Interesting. Is this because the ranks define branch points in different lineages as being at the same "level", even though there is no basis for assigning any "level" at all to a branch point?
I'm overstating and oversimplifying this, but when I sort and identify a collection of fishes comprised of species I know well, I feel like I am dealing with facts of nature. I have no doubt that this pile of individuals is this species and that pile of similar, but different, individuals is another species, and that I have them identified correctly (as of today). I expect any other knowlegable person will sort them into the same species piles I did. Sort of like sorting a pocket full of change into stacks of pennies, nickles, dimes, etc.

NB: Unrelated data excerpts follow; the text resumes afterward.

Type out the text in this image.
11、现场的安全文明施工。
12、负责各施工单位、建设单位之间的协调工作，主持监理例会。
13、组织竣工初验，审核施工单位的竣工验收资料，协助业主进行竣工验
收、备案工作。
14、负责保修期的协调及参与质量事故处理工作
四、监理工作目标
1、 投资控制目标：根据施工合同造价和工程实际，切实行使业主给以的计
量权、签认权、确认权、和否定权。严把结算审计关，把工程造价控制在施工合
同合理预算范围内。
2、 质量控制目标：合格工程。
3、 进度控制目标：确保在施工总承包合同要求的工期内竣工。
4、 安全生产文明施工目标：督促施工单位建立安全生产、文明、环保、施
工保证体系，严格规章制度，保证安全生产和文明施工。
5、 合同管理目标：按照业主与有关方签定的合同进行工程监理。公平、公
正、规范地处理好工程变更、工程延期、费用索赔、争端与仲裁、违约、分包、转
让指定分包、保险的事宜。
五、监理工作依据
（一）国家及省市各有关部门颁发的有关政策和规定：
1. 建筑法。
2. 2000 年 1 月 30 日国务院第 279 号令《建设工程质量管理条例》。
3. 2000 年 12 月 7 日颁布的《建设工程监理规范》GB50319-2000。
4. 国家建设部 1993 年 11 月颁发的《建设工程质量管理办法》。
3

On the other hand when I wonder if two species should be in the same genus, I am thinking about how names should reflect an hypothesis of relationship. Higher category names are objective; however another worker and I may look at the same set of data and come to different conclusions as to what the data infer, and thus how the names should be arranged. So, down in my gut, I think species and higher categories are not the same breed of cat.
Nick (#11). Excuse my ignorance, but I am not sure exactly what your point is. If you are seriously argueing the penguins are maniraptors, then we may as well argue humans are fish. There is a point where things that become different enough that they are no longer what they were, and the point in time, and the point of reference which we choose is an interesting subject.
We cladists think humans, and all bony vertebrates, belong to the group osteichthyes. When I explained this to one of my colleagues, a developmental biologist, she replied, "That's the stupidest thing I ever heard." So the concept is not universally accepted.